Think about it as the right for each person to make intimate decisions about heart and home; decisions about the right to start a family, including contraception, such as IUDs and the morning-after pill; decisions about whether to have a child, including, as Senator Durbin mentioned, through in-vitro fertilization; decisions to marry the person you love — Obergefell v. Hodges, Loving vs. Virginia.
This opinion also says, when your read it, that abortion is not deeply rooted in our nation’s history. They offer that in the opinion as a foundation for the decision they rendered today.

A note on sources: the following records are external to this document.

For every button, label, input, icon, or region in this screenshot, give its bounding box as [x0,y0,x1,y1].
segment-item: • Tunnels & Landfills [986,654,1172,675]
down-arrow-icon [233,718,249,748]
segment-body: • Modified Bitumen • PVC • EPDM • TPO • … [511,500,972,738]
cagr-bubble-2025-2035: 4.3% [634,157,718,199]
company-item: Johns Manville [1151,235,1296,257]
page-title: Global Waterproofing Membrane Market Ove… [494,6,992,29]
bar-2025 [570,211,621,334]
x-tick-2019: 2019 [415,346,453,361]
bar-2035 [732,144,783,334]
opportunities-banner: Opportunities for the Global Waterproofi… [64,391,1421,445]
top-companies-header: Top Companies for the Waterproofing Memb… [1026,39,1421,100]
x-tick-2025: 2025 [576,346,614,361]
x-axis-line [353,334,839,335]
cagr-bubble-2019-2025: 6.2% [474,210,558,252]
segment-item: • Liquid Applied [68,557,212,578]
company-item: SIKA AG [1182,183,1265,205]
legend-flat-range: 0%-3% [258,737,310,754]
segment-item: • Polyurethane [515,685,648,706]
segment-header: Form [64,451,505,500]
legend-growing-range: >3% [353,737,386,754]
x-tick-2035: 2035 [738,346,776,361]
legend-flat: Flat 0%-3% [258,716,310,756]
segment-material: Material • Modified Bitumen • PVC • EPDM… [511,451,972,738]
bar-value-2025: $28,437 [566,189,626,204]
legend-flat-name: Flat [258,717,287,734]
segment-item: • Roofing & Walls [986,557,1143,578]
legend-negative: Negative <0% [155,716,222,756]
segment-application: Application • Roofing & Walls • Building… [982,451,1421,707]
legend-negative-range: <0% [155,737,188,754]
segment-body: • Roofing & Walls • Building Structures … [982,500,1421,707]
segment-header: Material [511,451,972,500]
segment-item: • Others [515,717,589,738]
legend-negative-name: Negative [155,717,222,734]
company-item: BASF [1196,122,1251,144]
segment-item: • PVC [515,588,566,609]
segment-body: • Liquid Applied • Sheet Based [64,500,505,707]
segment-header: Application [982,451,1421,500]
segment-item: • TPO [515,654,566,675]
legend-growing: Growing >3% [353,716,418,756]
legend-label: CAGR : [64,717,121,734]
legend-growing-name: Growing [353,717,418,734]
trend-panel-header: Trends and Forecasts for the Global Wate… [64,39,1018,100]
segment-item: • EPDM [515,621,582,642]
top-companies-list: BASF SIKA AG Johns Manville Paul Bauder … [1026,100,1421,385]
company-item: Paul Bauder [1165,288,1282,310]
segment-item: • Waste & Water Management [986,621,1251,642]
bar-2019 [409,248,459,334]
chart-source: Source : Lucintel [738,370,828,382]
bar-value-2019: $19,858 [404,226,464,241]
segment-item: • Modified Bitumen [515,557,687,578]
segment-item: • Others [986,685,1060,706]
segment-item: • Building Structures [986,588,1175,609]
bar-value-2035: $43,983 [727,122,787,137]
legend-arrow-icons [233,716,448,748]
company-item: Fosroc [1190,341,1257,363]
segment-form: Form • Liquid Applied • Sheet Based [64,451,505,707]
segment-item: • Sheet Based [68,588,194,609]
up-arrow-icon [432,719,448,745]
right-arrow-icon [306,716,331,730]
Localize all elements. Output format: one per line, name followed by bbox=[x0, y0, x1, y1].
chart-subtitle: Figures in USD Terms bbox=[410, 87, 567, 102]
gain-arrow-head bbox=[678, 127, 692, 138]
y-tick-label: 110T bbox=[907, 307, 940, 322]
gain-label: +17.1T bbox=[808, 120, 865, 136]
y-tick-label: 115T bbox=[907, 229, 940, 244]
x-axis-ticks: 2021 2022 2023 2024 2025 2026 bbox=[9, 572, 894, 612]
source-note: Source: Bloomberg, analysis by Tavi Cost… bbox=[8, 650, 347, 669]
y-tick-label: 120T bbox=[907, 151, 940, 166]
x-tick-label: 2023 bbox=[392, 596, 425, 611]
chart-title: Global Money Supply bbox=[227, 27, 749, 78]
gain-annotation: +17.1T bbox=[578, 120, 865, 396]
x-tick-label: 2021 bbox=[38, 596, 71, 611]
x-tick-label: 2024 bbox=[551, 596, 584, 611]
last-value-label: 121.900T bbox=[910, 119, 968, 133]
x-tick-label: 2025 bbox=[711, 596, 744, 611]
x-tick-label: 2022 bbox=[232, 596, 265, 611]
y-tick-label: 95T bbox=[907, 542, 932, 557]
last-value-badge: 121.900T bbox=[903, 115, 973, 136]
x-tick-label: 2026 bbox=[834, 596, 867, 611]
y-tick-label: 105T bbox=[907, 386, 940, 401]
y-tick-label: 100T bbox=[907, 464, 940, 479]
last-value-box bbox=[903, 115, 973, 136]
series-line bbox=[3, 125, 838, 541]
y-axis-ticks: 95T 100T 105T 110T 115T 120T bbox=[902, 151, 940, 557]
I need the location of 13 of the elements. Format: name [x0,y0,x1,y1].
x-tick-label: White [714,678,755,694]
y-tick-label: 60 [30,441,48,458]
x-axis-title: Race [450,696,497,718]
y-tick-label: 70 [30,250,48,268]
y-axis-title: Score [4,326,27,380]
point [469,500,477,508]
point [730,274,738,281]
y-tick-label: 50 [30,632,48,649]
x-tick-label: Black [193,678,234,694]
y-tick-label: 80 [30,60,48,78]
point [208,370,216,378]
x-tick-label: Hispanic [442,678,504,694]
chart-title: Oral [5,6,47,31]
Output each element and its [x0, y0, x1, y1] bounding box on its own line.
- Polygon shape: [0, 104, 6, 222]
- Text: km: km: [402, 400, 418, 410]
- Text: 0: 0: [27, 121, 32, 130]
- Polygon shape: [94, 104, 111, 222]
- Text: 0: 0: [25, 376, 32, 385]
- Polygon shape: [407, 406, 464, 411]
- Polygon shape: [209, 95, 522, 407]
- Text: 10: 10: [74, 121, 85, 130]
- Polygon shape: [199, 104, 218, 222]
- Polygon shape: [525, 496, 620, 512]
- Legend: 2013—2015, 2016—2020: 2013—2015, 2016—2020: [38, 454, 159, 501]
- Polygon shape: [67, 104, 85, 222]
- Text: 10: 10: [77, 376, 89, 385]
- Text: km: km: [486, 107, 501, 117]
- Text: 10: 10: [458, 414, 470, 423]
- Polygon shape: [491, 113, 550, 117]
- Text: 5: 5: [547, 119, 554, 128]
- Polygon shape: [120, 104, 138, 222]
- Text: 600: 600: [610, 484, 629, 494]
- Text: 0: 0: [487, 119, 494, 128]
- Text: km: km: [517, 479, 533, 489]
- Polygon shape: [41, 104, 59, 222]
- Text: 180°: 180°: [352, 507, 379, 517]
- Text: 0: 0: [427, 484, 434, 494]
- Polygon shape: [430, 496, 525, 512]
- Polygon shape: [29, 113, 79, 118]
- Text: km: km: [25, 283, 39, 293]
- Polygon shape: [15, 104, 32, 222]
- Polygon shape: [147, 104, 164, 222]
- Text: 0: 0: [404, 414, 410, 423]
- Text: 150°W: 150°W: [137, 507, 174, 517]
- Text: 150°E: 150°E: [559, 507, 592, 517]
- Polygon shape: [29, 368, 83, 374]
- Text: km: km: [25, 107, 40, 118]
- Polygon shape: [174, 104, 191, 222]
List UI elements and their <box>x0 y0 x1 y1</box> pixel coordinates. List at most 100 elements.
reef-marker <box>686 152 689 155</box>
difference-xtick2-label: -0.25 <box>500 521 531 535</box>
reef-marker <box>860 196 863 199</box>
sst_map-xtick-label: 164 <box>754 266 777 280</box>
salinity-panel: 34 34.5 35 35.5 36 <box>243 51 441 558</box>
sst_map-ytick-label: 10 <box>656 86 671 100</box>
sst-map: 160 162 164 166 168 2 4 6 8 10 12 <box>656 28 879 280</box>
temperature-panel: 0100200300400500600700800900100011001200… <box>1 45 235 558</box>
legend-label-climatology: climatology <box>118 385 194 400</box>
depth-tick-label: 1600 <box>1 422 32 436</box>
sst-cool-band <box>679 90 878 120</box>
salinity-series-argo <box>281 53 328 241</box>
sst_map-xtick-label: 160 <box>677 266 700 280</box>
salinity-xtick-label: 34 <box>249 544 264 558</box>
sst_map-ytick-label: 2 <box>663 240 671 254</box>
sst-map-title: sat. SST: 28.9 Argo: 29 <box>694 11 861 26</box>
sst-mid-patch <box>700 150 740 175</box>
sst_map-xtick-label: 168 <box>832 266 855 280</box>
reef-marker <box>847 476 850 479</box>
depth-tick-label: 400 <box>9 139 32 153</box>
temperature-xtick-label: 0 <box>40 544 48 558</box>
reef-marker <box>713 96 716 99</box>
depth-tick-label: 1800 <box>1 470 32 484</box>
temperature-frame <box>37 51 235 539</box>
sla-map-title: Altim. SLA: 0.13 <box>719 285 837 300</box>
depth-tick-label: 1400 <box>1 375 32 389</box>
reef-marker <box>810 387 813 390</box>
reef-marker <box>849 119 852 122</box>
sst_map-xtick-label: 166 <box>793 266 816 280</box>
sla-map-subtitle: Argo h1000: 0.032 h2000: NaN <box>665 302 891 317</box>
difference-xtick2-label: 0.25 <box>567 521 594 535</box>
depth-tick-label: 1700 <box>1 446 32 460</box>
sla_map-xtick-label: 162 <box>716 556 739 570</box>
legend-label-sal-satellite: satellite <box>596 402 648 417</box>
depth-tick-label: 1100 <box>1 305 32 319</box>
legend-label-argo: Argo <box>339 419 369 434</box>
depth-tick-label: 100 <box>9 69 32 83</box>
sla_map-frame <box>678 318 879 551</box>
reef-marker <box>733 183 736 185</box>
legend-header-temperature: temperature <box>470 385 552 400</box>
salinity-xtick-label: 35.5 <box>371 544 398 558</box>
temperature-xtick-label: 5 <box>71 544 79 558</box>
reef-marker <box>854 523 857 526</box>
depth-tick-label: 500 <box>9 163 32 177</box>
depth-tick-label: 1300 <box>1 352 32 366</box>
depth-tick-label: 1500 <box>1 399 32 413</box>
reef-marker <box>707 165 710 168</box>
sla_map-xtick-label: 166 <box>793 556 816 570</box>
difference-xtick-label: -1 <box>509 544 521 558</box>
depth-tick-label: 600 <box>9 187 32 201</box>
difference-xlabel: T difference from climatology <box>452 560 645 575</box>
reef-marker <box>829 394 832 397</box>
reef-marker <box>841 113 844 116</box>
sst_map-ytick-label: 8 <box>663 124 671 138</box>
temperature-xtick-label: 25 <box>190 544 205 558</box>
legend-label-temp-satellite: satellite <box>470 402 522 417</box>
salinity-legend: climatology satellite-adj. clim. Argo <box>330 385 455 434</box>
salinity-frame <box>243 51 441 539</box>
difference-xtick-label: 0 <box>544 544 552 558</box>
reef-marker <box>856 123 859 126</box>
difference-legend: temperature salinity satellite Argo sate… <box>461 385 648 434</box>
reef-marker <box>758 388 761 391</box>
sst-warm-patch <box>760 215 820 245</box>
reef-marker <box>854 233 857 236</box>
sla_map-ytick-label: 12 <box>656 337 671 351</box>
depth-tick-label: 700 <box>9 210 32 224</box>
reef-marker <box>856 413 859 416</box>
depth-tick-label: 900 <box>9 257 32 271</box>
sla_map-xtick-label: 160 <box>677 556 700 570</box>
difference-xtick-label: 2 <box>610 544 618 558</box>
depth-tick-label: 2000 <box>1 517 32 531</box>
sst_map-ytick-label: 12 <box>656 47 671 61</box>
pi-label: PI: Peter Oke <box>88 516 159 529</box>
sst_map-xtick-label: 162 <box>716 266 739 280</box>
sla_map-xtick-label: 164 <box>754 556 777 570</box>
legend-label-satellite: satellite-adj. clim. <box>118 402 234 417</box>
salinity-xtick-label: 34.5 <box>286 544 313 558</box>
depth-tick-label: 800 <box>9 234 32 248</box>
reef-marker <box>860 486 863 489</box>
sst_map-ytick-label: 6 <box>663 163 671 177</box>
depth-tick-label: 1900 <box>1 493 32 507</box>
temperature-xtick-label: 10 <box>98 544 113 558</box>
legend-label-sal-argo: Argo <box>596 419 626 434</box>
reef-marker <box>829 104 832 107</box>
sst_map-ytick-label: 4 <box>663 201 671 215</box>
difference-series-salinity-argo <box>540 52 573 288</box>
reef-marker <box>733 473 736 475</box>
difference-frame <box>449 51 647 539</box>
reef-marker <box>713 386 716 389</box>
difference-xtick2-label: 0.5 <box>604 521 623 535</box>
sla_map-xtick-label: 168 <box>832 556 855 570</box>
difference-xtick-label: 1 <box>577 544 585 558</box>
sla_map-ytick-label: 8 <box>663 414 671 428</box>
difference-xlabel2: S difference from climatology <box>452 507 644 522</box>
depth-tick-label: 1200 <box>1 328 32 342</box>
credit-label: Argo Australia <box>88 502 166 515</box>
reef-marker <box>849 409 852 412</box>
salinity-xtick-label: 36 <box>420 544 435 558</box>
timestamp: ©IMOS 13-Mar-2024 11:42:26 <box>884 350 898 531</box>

In holding that it is not deeply rooted in our history, today’s decision on that theory, then, calls into question other rights that we thought were settled, such as the right to use birth control, the right to same-sex marriage, the right to interracial marriage.
The great aspiration of our nation has been to expand freedom, but the expansion of freedom clearly is not inevitable. It is not something that just happens — not unless we defend our most fundamental principles; not unless we elect leaders who stand up for those principles.
The strength of our nation has always been that we move forward.
Today, I invite all people to stand together in defense of one of the most fundamental ideals and principles that for generations, for centuries, I believe, we have held dear, which is that fundamental principle about the importance of liberty — to stand for liberty, to stand for freedom, to stand for self-determination, and for the right to privacy.
You have the power to elect leaders who will defend and protect your rights. And as the President said earlier today, with your vote, you can act, and you have the final word.
So this is not over. God bless you. And God bless America. (Applause.)